ひょうたんの馬印は秀吉には欠かせない物でした、その起源が稲葉山城攻略の際の秀吉が考案した味方同士の相印に用いたひょうたんでした。
その後、織田信長から冒頭の言葉のように提案が出せれ、その日以来秀吉は結果を出す度に馬印のひょうたんを一つずつ増やしていき、数年後には文字通り千成ひょうたんのようになったといいます。
鬼のように表現されている信長ですが、実は各書に記された文章からは庶民の生活を自ら常に見て回っては改善の提案を行い、心を寄せる家臣には熱い情を注いでいます。
志高き人にとって心の拠り所となるお守りや揺るぎない信条は、いつの時代も重要なものです。

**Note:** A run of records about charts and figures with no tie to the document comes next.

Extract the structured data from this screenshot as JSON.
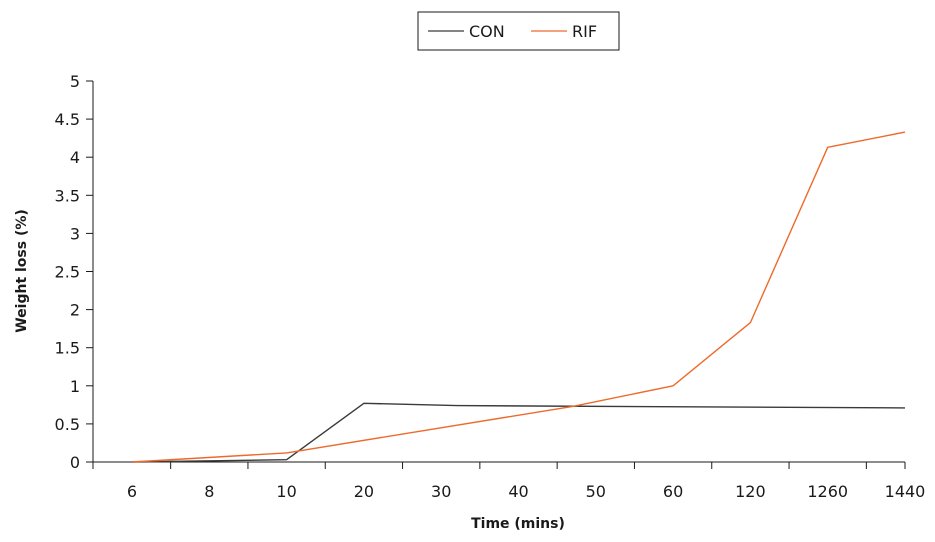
{
  "chart_data": {
    "type": "line",
    "categories": [
      "6",
      "8",
      "10",
      "20",
      "30",
      "40",
      "50",
      "60",
      "120",
      "1260",
      "1440"
    ],
    "series": [
      {
        "name": "CON",
        "color": "#3a3a3a",
        "points": [
          {
            "x": 0,
            "y": 0
          },
          {
            "x": 2,
            "y": 0.03
          },
          {
            "x": 3,
            "y": 0.77
          },
          {
            "x": 4.2,
            "y": 0.74
          },
          {
            "x": 10,
            "y": 0.71
          }
        ]
      },
      {
        "name": "RIF",
        "color": "#ee6a2c",
        "points": [
          {
            "x": 0,
            "y": 0
          },
          {
            "x": 2,
            "y": 0.12
          },
          {
            "x": 5.7,
            "y": 0.73
          },
          {
            "x": 7,
            "y": 1.0
          },
          {
            "x": 8,
            "y": 1.83
          },
          {
            "x": 9,
            "y": 4.13
          },
          {
            "x": 10,
            "y": 4.33
          }
        ]
      }
    ],
    "xlabel": "Time (mins)",
    "ylabel": "Weight loss (%)",
    "yticks": [
      "0",
      "0.5",
      "1",
      "1.5",
      "2",
      "2.5",
      "3",
      "3.5",
      "4",
      "4.5",
      "5"
    ],
    "ylim": [
      0,
      5
    ],
    "grid": false,
    "legend_position": "top-center"
  }
}
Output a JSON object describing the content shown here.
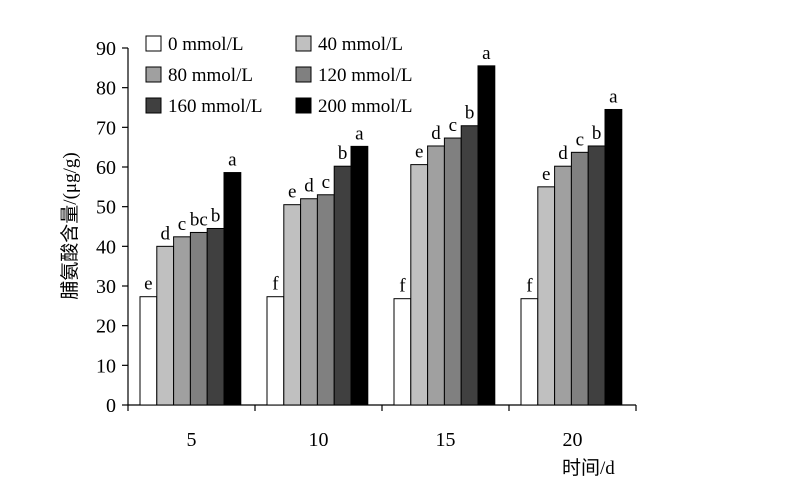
{
  "chart_data": {
    "type": "bar",
    "ylabel": "脯氨酸含量/(μg/g)",
    "xlabel": "时间/d",
    "ylim": [
      0,
      90
    ],
    "yticks": [
      0,
      10,
      20,
      30,
      40,
      50,
      60,
      70,
      80,
      90
    ],
    "categories": [
      "5",
      "10",
      "15",
      "20"
    ],
    "legend_position": "top-left, inside plot",
    "grid": false,
    "series": [
      {
        "name": "0 mmol/L",
        "color": "#ffffff",
        "values": [
          27.3,
          27.3,
          26.8,
          26.8
        ],
        "labels": [
          "e",
          "f",
          "f",
          "f"
        ]
      },
      {
        "name": "40 mmol/L",
        "color": "#c0c0c0",
        "values": [
          40.0,
          50.5,
          60.6,
          55.0
        ],
        "labels": [
          "d",
          "e",
          "e",
          "e"
        ]
      },
      {
        "name": "80 mmol/L",
        "color": "#a0a0a0",
        "values": [
          42.4,
          52.0,
          65.3,
          60.2
        ],
        "labels": [
          "c",
          "d",
          "d",
          "d"
        ]
      },
      {
        "name": "120 mmol/L",
        "color": "#808080",
        "values": [
          43.5,
          53.0,
          67.3,
          63.7
        ],
        "labels": [
          "bc",
          "c",
          "c",
          "c"
        ]
      },
      {
        "name": "160 mmol/L",
        "color": "#404040",
        "values": [
          44.5,
          60.2,
          70.4,
          65.3
        ],
        "labels": [
          "b",
          "b",
          "b",
          "b"
        ]
      },
      {
        "name": "200 mmol/L",
        "color": "#000000",
        "values": [
          58.6,
          65.2,
          85.5,
          74.5
        ],
        "labels": [
          "a",
          "a",
          "a",
          "a"
        ]
      }
    ]
  }
}
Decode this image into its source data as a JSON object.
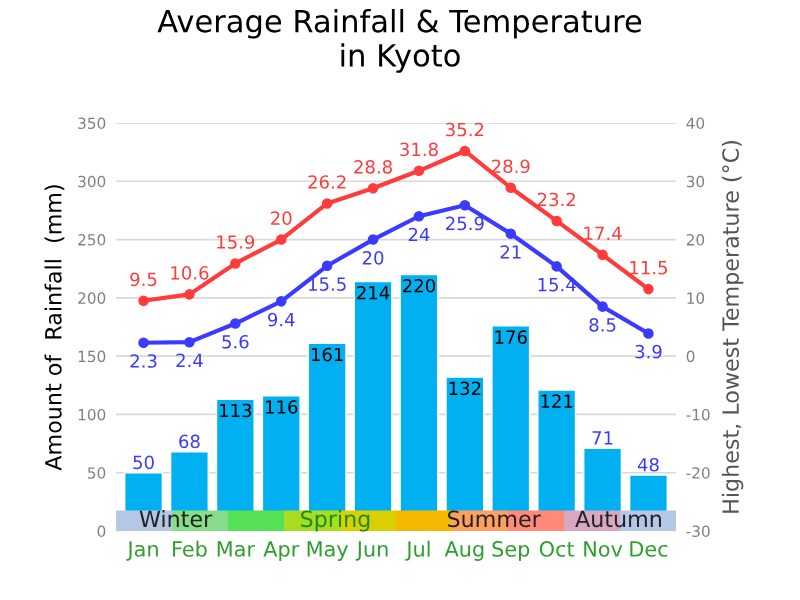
{
  "chart_data": {
    "type": "bar",
    "title": "Average Rainfall & Temperature\nin Kyoto",
    "categories": [
      "Jan",
      "Feb",
      "Mar",
      "Apr",
      "May",
      "Jun",
      "Jul",
      "Aug",
      "Sep",
      "Oct",
      "Nov",
      "Dec"
    ],
    "series": [
      {
        "color": "#00b0f0",
        "values": [
          50,
          68,
          113,
          116,
          161,
          214,
          220,
          132,
          176,
          121,
          71,
          48
        ]
      },
      {
        "type": "line",
        "axis": "y2",
        "color": "#ff3b3b",
        "values": [
          9.5,
          10.6,
          15.9,
          20,
          26.2,
          28.8,
          31.8,
          35.2,
          28.9,
          23.2,
          17.4,
          11.5
        ]
      },
      {
        "type": "line",
        "axis": "y2",
        "color": "#3b3bff",
        "values": [
          2.3,
          2.4,
          5.6,
          9.4,
          15.5,
          20,
          24,
          25.9,
          21,
          15.4,
          8.5,
          3.9
        ]
      }
    ],
    "ylabel": "Amount of  Rainfall  (mm)",
    "y2label": "Highest, Lowest Temperature (°C)",
    "ylim": [
      0,
      350
    ],
    "yticks": [
      0,
      50,
      100,
      150,
      200,
      250,
      300,
      350
    ],
    "y2lim": [
      -30,
      40
    ],
    "y2ticks": [
      -30,
      -20,
      -10,
      0,
      10,
      20,
      30,
      40
    ],
    "annotations": [
      "Winter",
      "Spring",
      "Summer",
      "Autumn"
    ],
    "data_labels": true,
    "marker": "circle",
    "grid": "y",
    "legend": false
  }
}
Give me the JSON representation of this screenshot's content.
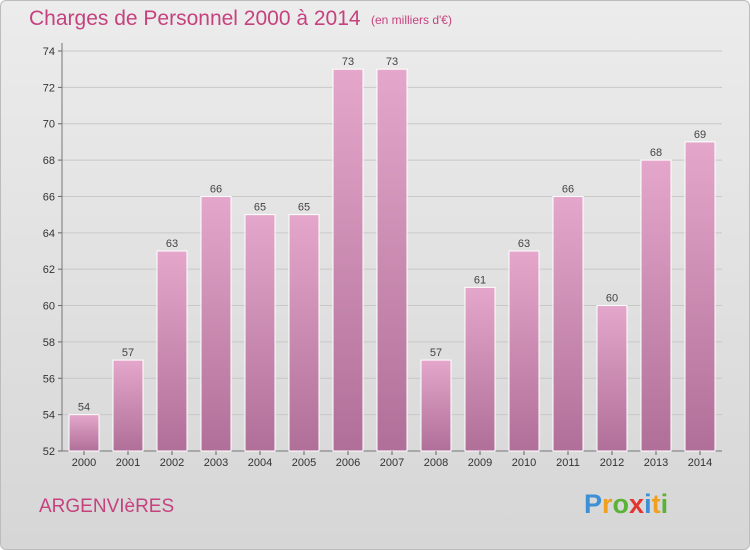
{
  "chart_data": {
    "type": "bar",
    "title": "Charges de Personnel 2000 à 2014",
    "subtitle": "(en milliers d'€)",
    "categories": [
      "2000",
      "2001",
      "2002",
      "2003",
      "2004",
      "2005",
      "2006",
      "2007",
      "2008",
      "2009",
      "2010",
      "2011",
      "2012",
      "2013",
      "2014"
    ],
    "values": [
      54,
      57,
      63,
      66,
      65,
      65,
      73,
      73,
      57,
      61,
      63,
      66,
      60,
      68,
      69
    ],
    "ylim": [
      52,
      74
    ],
    "yticks": [
      52,
      54,
      56,
      58,
      60,
      62,
      64,
      66,
      68,
      70,
      72,
      74
    ],
    "grid": true,
    "bar_color_top": "#e4a7cb",
    "bar_color_bottom": "#b06f98"
  },
  "footer": {
    "place": "ARGENVIèRES",
    "logo_letters": [
      "P",
      "r",
      "o",
      "x",
      "i",
      "t",
      "i"
    ],
    "logo_colors": [
      "#3d8fd6",
      "#f0a020",
      "#5bb336",
      "#e3342f",
      "#3d8fd6",
      "#f0a020",
      "#5bb336"
    ]
  },
  "colors": {
    "accent": "#c5427f"
  }
}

どんな人でも鬼ではなく人の子です、他者ではなく天や神に救いを求めるのは当然のことかもしれません。
抱えきれない重圧を癒してくれるものがなくては、平常心を保つのは極めて難しいものです。
大事を成そうとする者は他者には一切の弱音を吐くことはしません、それは自身の志が揺らいでいることを周知させてしまうことを知っているからです。
もしも弱音や愚痴を吐くなら、人間以外の動物か物に対してのみに留めるべきかも知れません。